Another friend of mine said to me this week, I don't know how you do it. I just couldn't keep up the pace you do. That's really sweet and yet, when I look back on what I do week to week I usually can't pin one big thing down. . . .

Unlike most products of the 80's I wasn't raised to think I could change the world. My parents were too much the realists to implant that kind of self-esteem crap into my sister and I. Yet, sometimes I look back on how days fly by at a break neck pace and wonder what I am doing.

Another friend once told me people don't like me because of what I do, they like me because of who I am. I have a hard time understanding that, because who I am is so wrapped up in what I do. My Tuesday night small group is studying James and he's pretty emphatic that if you have faith you do. You don't just listen, you act.

I do act, I am busy (and at this point, a lot of the time I'm not too busy, just booked), but when someone asks me what I have been up to it's still hard to show something exciting or interesting I have been up to.

Perhaps I just concentrate more on one of my favorite passages from Rats (which I recommend you read if you haven't):


On the way, we ran into an acquaintance, a guy whom we knew from high school who knew nothing of our rat endeavor -- a central paradox of life in the city is that in the midst of several million people, each of whom seems to live a life in complete anonymity, you can run into someone you know. As we greeted our friend, I moved the trap from my right hand to my left hand so that my right hand would be free to shake his.
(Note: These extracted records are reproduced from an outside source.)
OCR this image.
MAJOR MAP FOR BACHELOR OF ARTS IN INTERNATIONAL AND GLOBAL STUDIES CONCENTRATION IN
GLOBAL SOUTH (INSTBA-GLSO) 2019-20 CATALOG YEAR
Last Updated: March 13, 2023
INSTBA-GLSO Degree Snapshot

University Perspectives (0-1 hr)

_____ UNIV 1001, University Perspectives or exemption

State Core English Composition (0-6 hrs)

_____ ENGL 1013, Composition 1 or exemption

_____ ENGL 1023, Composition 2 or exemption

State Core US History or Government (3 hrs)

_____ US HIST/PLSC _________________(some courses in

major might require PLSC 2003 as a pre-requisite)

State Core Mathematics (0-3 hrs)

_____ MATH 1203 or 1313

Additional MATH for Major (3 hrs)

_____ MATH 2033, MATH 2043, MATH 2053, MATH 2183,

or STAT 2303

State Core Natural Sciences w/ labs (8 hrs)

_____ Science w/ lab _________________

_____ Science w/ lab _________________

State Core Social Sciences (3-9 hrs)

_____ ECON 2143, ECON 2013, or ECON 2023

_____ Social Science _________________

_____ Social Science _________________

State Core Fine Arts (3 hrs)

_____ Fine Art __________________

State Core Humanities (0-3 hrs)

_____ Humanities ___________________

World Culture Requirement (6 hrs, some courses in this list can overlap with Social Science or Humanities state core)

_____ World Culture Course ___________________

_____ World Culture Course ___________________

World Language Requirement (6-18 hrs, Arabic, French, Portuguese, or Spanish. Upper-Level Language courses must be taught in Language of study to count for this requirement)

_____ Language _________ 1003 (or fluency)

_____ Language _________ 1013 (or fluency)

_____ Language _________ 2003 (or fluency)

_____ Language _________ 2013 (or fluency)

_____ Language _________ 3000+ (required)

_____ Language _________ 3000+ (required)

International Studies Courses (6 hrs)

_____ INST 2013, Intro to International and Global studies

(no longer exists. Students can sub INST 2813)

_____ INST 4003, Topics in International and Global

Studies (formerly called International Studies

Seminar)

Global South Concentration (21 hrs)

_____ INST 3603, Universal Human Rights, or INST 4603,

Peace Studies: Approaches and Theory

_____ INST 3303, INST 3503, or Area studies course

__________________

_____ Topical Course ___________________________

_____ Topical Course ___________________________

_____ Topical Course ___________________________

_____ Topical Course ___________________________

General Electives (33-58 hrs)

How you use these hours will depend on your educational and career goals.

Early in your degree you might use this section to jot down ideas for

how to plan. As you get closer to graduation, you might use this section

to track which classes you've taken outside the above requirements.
As I did this, I noticed that the guy looked down at the trap but didn't say anything.

Then he looked up and said "So what are you guys up to?"
I was practically bursting with my answer, of course. "We're going to try and trap rats, " I said.

He looked me up and down and nodded hesitantly. Then he looked at Dave and said, "So, Dave, What are you up to?"

Next time, that's going to be my answer when someone asks me what I have been up to.

2 comments:

zenith said...

Heh, nice answer...

I struggled with this one for a while too, seeing college/high school friends a lot more focused and driven than I was. For a while I was like, well I guess my teachers lied to me and I wasn't really that promising after all.

After some time, though, I started to slow down and realize that there were other more subtle achievements in my life, things that aren't great for smalltalk with former classmates but that I could take a more profound pride in anyway. Like, survived and worked through grief, or endeavored to live life with an active understanding of ethics...I don't know, I think I finally just realized that those were things as meaningful and maybe more so than cruising along life towards a goal.

I'd always struggled to believe that idea: that there are depths of life to plumb even if you don't have something obvious and ostentatious to reveal. But I had to live it for a while to really believe it.

My two cents are more like a dollar. No one ever accused me of being concise.

Anyway, point is, I think a lot of what you talk about on the blog, musings and meditations and puzzles--those are some of what make me glad to know you. It's not as flashy as "catching rats," but it'll do.

Jen

Anonymous said...

I would say that people don't like me for what I do...and for who I am. As a fellow product of the 80's, I don't remember being told I can change the world. I was told to Wang Chung or something.